Сегодня будут гости.
Выпив со старухою чаю и дождавшись одиннадцати часов, они
пошли в магазин на станцию, где купили водки, вина и закуски.
По пути Аркадий рассказывал о визите к Безичу. В первый раз он
говорил о нем зло.
-- Буржуй, сволочь! Наплевать ему на все, я понял вчера...
Знаешь, прихожу, а у него мальчик сидит. Лет восемнадцати.
Краснеет, тетрадку теребит... Ну, и Арнольд ему поет -- слово в
слово, что мне двадцать лет назад. Даже меня не постеснялся,
сука!.. "Вы опередили, не вздумайте только предлагать в
редакции, этот путь порочен..." Этот идиотик сидит, кивает!..
Когда мы с ним вышли, я ему сказал: "Дуй, -- говорю, отсюда,
пока не поздно, и забудь этот адрес. Иначе пропадешь!".
Из рассказа Кравчука Евгений Викторович уловил, что Безич
встретил одноклассника прохладнее обычного, хотя и дал
пятьдесят рублей, памятуя о дне рождения. Сам приехать в
Комарово наотрез отказался, сославшись на радикулит (в этом
месте Аркадий ввернул матерный неологизм, рифмовавшийся с
"радикулитом"). Потом Кравчук перешел на жену Арнольда
Валентиновича -- Зиночку, которая, по его словам, последние лет
семь полностью содержала мужа, работая официанткой в ресторане,
почему и позволяла себе нелицеприятные высказывания о гостях
Арнольда. Коллекция картин и фарфора досталась Безичу от деда.
Безич, имея диплом искусствоведа, раньше работал на полставки,
умел находить синекуру или покупал ее... Факт остается фактом
-- у Кравчука вдруг открылись глаза на мецената, и он изливал
свою злобу.
-- Что же ты -- раньше не знал? Зачем к нему ходил? --
спросил Демилле.
-- А к кому ходить?! -- вдруг заорал Аркадий,
останавливаясь.
-- Ты же меня не принимал!.. Прости, -- тут же сник он.

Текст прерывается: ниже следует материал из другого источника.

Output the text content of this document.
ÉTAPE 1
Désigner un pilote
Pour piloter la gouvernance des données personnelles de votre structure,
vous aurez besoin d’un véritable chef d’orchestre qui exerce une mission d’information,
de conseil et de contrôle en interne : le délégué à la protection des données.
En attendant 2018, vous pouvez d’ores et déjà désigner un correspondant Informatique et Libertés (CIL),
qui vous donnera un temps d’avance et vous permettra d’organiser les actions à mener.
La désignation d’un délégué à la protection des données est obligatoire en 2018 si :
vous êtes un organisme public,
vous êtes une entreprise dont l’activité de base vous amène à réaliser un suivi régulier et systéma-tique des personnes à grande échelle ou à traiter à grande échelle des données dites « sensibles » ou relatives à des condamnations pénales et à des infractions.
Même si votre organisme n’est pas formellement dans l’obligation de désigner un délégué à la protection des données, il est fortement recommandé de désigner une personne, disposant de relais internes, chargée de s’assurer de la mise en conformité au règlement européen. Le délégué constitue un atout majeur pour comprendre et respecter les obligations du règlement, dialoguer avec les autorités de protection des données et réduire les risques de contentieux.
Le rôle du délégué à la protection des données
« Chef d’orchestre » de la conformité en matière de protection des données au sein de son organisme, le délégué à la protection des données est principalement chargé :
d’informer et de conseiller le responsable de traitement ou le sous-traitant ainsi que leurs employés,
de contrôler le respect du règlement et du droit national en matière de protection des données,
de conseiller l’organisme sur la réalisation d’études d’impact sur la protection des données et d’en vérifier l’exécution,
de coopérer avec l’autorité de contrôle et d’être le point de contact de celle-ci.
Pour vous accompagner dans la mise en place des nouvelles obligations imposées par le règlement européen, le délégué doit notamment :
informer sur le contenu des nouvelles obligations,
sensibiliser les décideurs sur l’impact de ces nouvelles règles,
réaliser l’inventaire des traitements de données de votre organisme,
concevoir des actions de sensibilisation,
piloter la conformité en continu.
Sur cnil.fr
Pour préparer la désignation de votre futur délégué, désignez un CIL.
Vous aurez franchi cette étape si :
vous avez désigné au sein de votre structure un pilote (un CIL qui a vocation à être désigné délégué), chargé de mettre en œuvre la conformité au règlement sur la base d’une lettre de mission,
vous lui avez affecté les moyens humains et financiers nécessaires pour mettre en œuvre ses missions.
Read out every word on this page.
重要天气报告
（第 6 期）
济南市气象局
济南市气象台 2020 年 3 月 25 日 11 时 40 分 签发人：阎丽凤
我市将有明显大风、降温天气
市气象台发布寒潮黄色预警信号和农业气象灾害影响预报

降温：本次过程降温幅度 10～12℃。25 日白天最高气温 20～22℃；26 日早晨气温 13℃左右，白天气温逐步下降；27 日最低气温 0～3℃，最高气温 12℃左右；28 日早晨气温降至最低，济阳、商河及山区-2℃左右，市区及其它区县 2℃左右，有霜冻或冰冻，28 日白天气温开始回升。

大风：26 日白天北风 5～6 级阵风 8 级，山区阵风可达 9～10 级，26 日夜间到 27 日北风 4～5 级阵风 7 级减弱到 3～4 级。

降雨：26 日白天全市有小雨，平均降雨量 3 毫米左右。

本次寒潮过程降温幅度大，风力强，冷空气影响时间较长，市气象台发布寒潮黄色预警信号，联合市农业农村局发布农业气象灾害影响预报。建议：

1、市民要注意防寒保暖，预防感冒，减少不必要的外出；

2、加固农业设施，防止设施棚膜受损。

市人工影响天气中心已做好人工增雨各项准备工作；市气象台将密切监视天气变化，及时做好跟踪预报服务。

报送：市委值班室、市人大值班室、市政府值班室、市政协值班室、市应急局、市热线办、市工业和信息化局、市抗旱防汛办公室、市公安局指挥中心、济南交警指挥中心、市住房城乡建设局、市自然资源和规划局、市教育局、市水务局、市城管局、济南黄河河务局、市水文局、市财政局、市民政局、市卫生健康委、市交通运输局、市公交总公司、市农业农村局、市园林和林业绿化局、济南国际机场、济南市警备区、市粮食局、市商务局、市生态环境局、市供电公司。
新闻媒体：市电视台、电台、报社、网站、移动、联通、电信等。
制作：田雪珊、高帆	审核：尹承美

В середине дня приехала поклонница Кравчука -- увядшая
женщина лет пятидесяти в нелепом громоздком платье. Она
привезла Аркадию букетик иммортелей и серебряный царский рубль.
Пробыв совсем недолго, она уехала, к видимому облегчению
Кравчука. Новых стихов он ей не дал, отговорился тем, что не
писал последнее время по болезни.
Вечером же не пришел никто. Лишь почтальон принес
телеграмму от Безича: "Кланяюсь первому поэту города. Арнольд",
-- что выглядело почти насмешкой. Просидев у накрытого стола
около двух часов, Демилле и Аркадий, старательно делая вид, что
ничего не случилось, что так даже лучше и бесхлопотнее,
принялись за ужин. Аркадий скоро напился и стал читать стихи
сначала громко, будто угрожая кому-то, а затем все тише и тише.

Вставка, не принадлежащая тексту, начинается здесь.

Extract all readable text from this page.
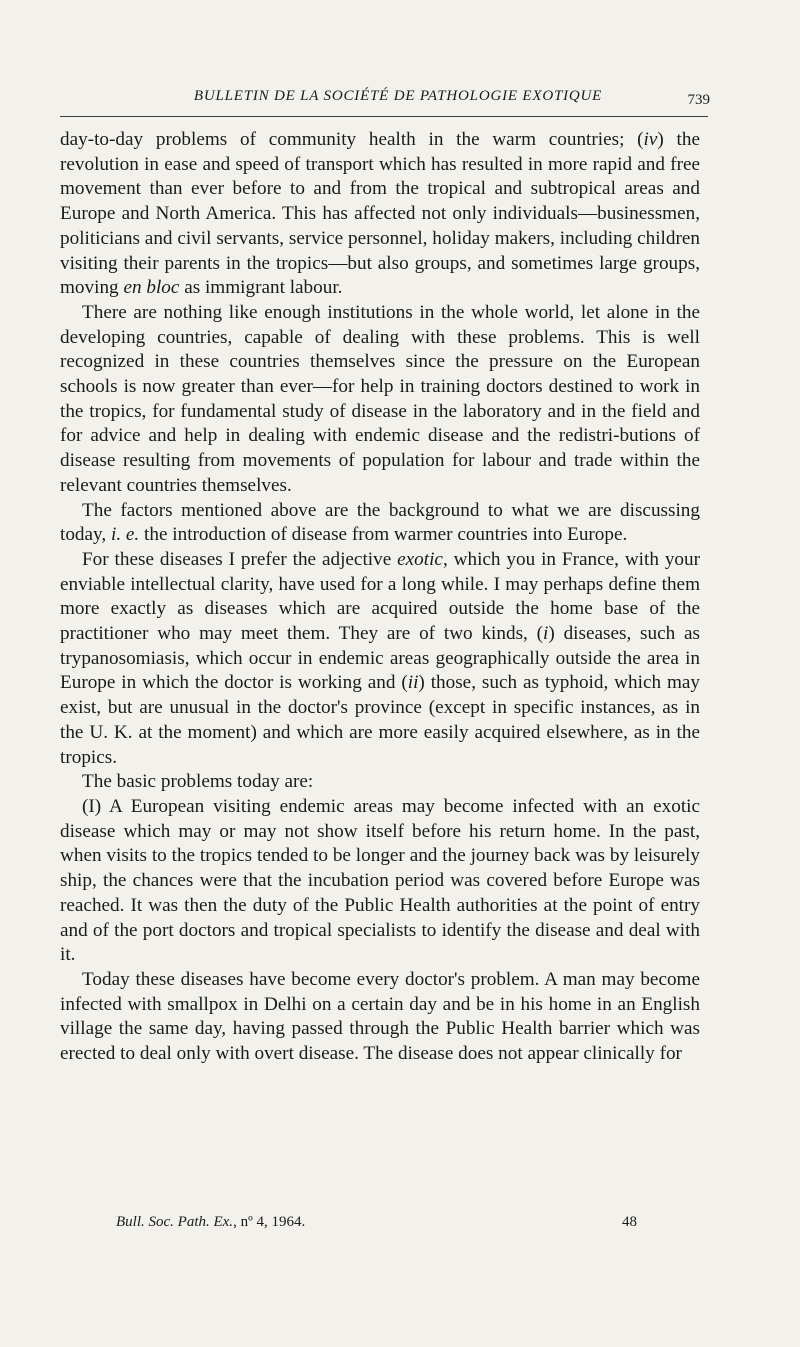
BULLETIN DE LA SOCIÉTÉ DE PATHOLOGIE EXOTIQUE	739

day-to-day problems of community health in the warm countries; (iv) the revolution in ease and speed of transport which has resulted in more rapid and free movement than ever before to and from the tropical and subtropical areas and Europe and North America. This has affected not only individuals—businessmen, politicians and civil servants, service personnel, holiday makers, including children visiting their parents in the tropics—but also groups, and sometimes large groups, moving en bloc as immigrant labour.

There are nothing like enough institutions in the whole world, let alone in the developing countries, capable of dealing with these problems. This is well recognized in these countries themselves since the pressure on the European schools is now greater than ever—for help in training doctors destined to work in the tropics, for fundamental study of disease in the laboratory and in the field and for advice and help in dealing with endemic disease and the redistri-butions of disease resulting from movements of population for labour and trade within the relevant countries themselves.

The factors mentioned above are the background to what we are discussing today, i. e. the introduction of disease from warmer countries into Europe.

For these diseases I prefer the adjective exotic, which you in France, with your enviable intellectual clarity, have used for a long while. I may perhaps define them more exactly as diseases which are acquired outside the home base of the practitioner who may meet them. They are of two kinds, (i) diseases, such as trypanosomiasis, which occur in endemic areas geographically outside the area in Europe in which the doctor is working and (ii) those, such as typhoid, which may exist, but are unusual in the doctor's province (except in specific instances, as in the U. K. at the moment) and which are more easily acquired elsewhere, as in the tropics.

The basic problems today are:

(I) A European visiting endemic areas may become infected with an exotic disease which may or may not show itself before his return home. In the past, when visits to the tropics tended to be longer and the journey back was by leisurely ship, the chances were that the incubation period was covered before Europe was reached. It was then the duty of the Public Health authorities at the point of entry and of the port doctors and tropical specialists to identify the disease and deal with it.

Today these diseases have become every doctor's problem. A man may become infected with smallpox in Delhi on a certain day and be in his home in an English village the same day, having passed through the Public Health barrier which was erected to deal only with overt disease. The disease does not appear clinically for

Bull. Soc. Path. Ex., nº 4, 1964.	48
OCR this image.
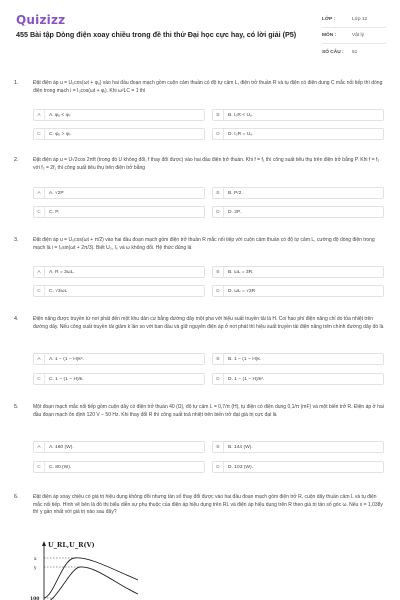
Quizizz
455 Bài tập Dòng điện xoay chiều trong đề thi thử Đại học cực hay, có lời giải (P5)
LỚP :	Lớp 12
MÔN :	Vật lý
SỐ CÂU :	51
1.	Đặt điện áp u = U₀cos(ωt + φᵤ) vào hai đầu đoạn mạch gồm cuộn cảm thuần có độ tự cảm L, điện trở thuần R và tụ điện có điện dung C mắc nối tiếp thì dòng điện trong mạch i = I₀cos(ωt + φᵢ). Khi ω²LC = 1 thì
A	A. φᵤ < φᵢ.	B	B. I₀R < U₀.
C	C. φᵤ > φᵢ.	D	D. I₀R = U₀.
2.	Đặt điện áp u = U√2cos 2πft (trong đó U không đổi, f thay đổi được) vào hai đầu điện trở thuần. Khi f = f₁ thì công suất tiêu thụ trên điện trở bằng P. Khi f = f₂ với f₂ = 2f₁ thì công suất tiêu thụ trên điện trở bằng
A	A. √2P	B	B. P/2.
C	C. P.	D	D. 2P.
3.	Đặt điện áp u = U₀cos(ωt + π/2) vào hai đầu đoạn mạch gồm điện trở thuần R mắc nối tiếp với cuộn cảm thuần có độ tự cảm L, cường độ dòng điện trong mạch là i = I₀sin(ωt + 2π/3). Biết U₀, I₀ và ω không đổi. Hệ thức đúng là
A	A. R = 3ωL.	B	B. ωL = 3R.
C	C. √3ωL	D	D. ωL = √3R
4.	Điện năng được truyền từ nơi phát đến một khu dân cư bằng đường dây một pha với hiệu suất truyền tải là H. Coi hao phí điện năng chỉ do tỏa nhiệt trên đường dây. Nếu công suất truyền tải giảm k lần so với ban đầu và giữ nguyên điện áp ở nơi phát thì hiệu suất truyền tải điện năng trên chính đường dây đó là
A	A. 1 − (1 − H)k².	B	B. 1 − (1 − H)k.
C	C. 1 − (1 − H)/k.	D	D. 1 − (1 − H)/k².
5.	Một đoạn mạch mắc nối tiếp gồm cuộn dây có điện trở thuần 40 (Ω), độ tự cảm L = 0,7/π (H), tụ điện có điện dung 0,1/π (mF) và một biến trở R. Điện áp ở hai đầu đoạn mạch ổn định 120 V − 50 Hz. Khi thay đổi R thì công suất toả nhiệt trên biến trở đạt giá trị cực đại là
A	A. 160 (W).	B	B. 144 (W).
C	C. 80 (W).	D	D. 103 (W).
6.	Đặt điện áp xoay chiều có giá trị hiệu dụng không đổi nhưng tần số thay đổi được vào hai đầu đoạn mạch gồm điện trở R, cuộn dây thuần cảm L và tụ điện mắc nối tiếp. Hình vẽ bên là đồ thị biểu diễn sự phụ thuộc của điện áp hiệu dụng trên RL và điện áp hiệu dụng trên R theo giá trị tần số góc ω. Nếu x = 1,038y thì y gần nhất với giá trị nào sau đây?
U_RL,U_R(V)
x
y
100
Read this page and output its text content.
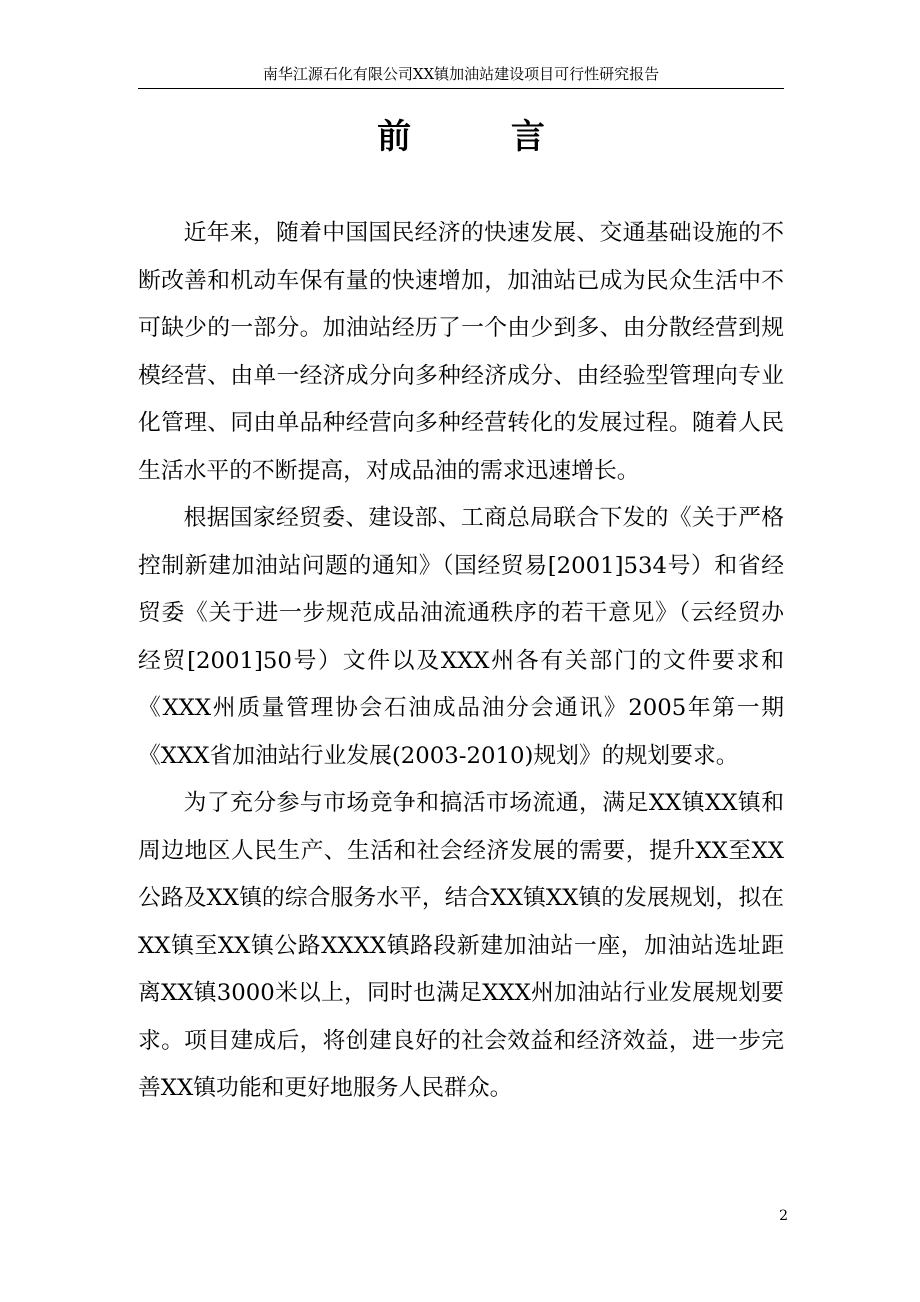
南华江源石化有限公司XX镇加油站建设项目可行性研究报告
前 言

近年来，随着中国国民经济的快速发展、交通基础设施的不断改善和机动车保有量的快速增加，加油站已成为民众生活中不可缺少的一部分。加油站经历了一个由少到多、由分散经营到规模经营、由单一经济成分向多种经济成分、由经验型管理向专业化管理、同由单品种经营向多种经营转化的发展过程。随着人民生活水平的不断提高，对成品油的需求迅速增长。

根据国家经贸委、建设部、工商总局联合下发的《关于严格控制新建加油站问题的通知》（国经贸易[2001]534号）和省经贸委《关于进一步规范成品油流通秩序的若干意见》（云经贸办经贸[2001]50号）文件以及XXX州各有关部门的文件要求和《XXX州质量管理协会石油成品油分会通讯》2005年第一期《XXX省加油站行业发展(2003-2010)规划》的规划要求。

为了充分参与市场竞争和搞活市场流通，满足XX镇XX镇和周边地区人民生产、生活和社会经济发展的需要，提升XX至XX公路及XX镇的综合服务水平，结合XX镇XX镇的发展规划，拟在XX镇至XX镇公路XXXX镇路段新建加油站一座，加油站选址距离XX镇3000米以上，同时也满足XXX州加油站行业发展规划要求。项目建成后，将创建良好的社会效益和经济效益，进一步完善XX镇功能和更好地服务人民群众。

2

Под конец он расплакался и стал целоваться с Демилле, причем
Евгений Викторович по нежности натуры тоже растрогался и, уже
совсем поверив в гениальность приятеля, расточал ему
комплименты.
Как и когда заснули -- не заметили. Демилле, не спавший
уже более суток, проснулся к полудню и увидел за столом Аркадия
перед ополовиненной бутылкой водки. Кравчук был мрачен и
молчалив. Наливал себе и пил, медленно раскачиваясь и что-то
бормоча.
Демилле выпил рюмку и поспешил на станцию к поезду, ибо в
тот день должен был сдать последний чертеж, получить премию и
отпускные и со спокойной душой (насколько она могла быть
спокойной в таких обстоятельствах) уйти в отпуск.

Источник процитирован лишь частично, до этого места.